Allegato: Messe natalizie (Deposito locomotive Trenitalia e azienda Polin)
Messe natalizie presso il Deposito locomotive Trenitalia a Santa Lucia Extra e l’azienda Polin forni
Verona, venerdì 20 dicembre 2024
(Is 7,10-14; Sal 24; Lc 1,26-38)
“Entrando da lei disse: Rallégrati, piena di grazia: il Signore è con te”. Colpisce che l’angelo invece dell’usuale saluto ebraico shalom – “la pace sia con te” – preferisca la formula greca chaire, che si può tranquillamente tradurre con ‘Rallegrati’. C’è in questa scelta una chiara indicazione e, cioè, il richiamo alla gioia. “Chaire”, infatti, significa “Rallegrati!”. Tale esperienza è quella che illuminerà la notte di Betlemme, quando ai pastori verrà detto: “Vi annuncio una grande gioia” (Lc 2,10). Ma perché rallegrarsi? A dire il vero, più si avvicina il Natale e più si moltiplicano gli inviti alla gioia, quasi un obbligo che si impone a tutti e la cosa per qualcuno diventa insopportabile. Ma è mai possibile la gioia per comando? Non è forse sempre più diffusa una nuova forma di malessere psichico che va sotto il nome di ‘cherofobia’ e cioè “la paura della felicità”? In effetti, si coglie tra gli adolescenti un diffuso clima di paura rispetto alla gioia, al punto che molti mettono il freno a mano pur di non coinvolgersi per paura di rimanere delusi. Ma così crescono generazioni impaurite che vivono al di sotto dei propri desideri. Come fare per sperimentare la gioia sottile del Natale, ben diversa da quella crassa e volgare di Babbo Natale?

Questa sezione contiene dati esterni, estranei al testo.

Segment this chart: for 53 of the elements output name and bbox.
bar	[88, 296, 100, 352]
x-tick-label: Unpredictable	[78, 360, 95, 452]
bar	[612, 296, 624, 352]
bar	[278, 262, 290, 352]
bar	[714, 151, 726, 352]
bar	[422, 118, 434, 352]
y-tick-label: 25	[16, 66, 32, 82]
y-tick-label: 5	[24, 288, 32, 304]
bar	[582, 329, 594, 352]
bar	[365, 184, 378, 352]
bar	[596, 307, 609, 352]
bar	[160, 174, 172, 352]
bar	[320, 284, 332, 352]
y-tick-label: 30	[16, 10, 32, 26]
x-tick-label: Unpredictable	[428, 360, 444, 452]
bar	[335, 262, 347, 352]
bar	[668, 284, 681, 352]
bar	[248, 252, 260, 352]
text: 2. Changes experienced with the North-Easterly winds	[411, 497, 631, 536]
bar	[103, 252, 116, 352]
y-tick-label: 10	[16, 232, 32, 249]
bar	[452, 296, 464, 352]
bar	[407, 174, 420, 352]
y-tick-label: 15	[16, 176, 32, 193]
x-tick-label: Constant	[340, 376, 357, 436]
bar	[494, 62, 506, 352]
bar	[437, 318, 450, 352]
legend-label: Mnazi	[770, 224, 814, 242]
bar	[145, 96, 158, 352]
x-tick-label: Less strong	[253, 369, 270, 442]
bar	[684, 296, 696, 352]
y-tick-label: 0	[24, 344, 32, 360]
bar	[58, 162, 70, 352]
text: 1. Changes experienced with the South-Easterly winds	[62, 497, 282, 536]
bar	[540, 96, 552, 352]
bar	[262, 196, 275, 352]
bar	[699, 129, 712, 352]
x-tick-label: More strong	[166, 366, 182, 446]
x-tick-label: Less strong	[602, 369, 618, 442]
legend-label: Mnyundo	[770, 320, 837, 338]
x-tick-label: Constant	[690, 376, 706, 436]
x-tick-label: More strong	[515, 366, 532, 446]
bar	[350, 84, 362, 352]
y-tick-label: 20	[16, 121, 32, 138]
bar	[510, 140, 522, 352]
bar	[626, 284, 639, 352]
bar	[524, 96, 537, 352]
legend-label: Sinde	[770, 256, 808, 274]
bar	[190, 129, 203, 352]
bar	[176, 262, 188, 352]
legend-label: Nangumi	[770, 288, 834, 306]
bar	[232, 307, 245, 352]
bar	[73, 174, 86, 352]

Maria ci aiuta ad individuare tre atteggiamenti concreti, attraverso le sue parole: “Ecco la serva del Signore: avvenga per me secondo la tua parola”. La risposta di Maria giunge dopo una iniziale reazione di turbamento che però è diversa da quella di Zaccaria che si interroga sul ‘che cosa’, mentre in lei l’interrogazione verte sul ‘come’. Maria, dunque, riflette e si rivela donna di interiorità che mantiene l’autocontrollo e tiene insieme cuore e ragione. Credere dilata il nostro mondo interiore per cui dinanzi ai fatti della vita non reagiamo di pancia o di paura, ma cerchiamo di elaborare un senso. Siamo di quelli che vivono interiormente oppure siamo solo proiettati all’esterno e alla mercé di quello che accade intorno a noi? Questo è il primo atteggiamento: lo sguardo contemplativo che ci fa gustare le cose prima dentro. Quindi c’è la sua autodefinizione di “serva”, per quanto “del Signore”. Maria non si concepisce in relazione a sé stessa, ma in rapporto ad altro. Per vivere la gioia bisogna allargare lo sguardo agli altri. Il cordone ombelicale è una traccia nella carne viva che ricorda che tutti veniamo da altro. Infine, il terzo atteggiamento è la concretezza di Maria che vuole che avvenga quel che le è stato promesso. La parola avventura non significa tanto le cose che stanno per accadere. «Avventura» non significa «le cose che accadranno». La parola viene «dal latino classico e cristiano adventus (l’avvento di un principe o del Messia) o da eventus, in ogni caso il termine designa l’accadere a un certo uomo di qualcosa di misterioso o meraviglioso, che può essere tanto positivo che negativo». Avventura era quindi nascere, diventare se stessi, trovare il sacro (mistero e meraviglia) della vita, cioè ciò che in essa non muore, il motivo per cui ciascuno di noi è qui. Anche a noi è chiesto a Natale di dire: “Sì, eccomi, si faccia di me secondo la tua parola!”.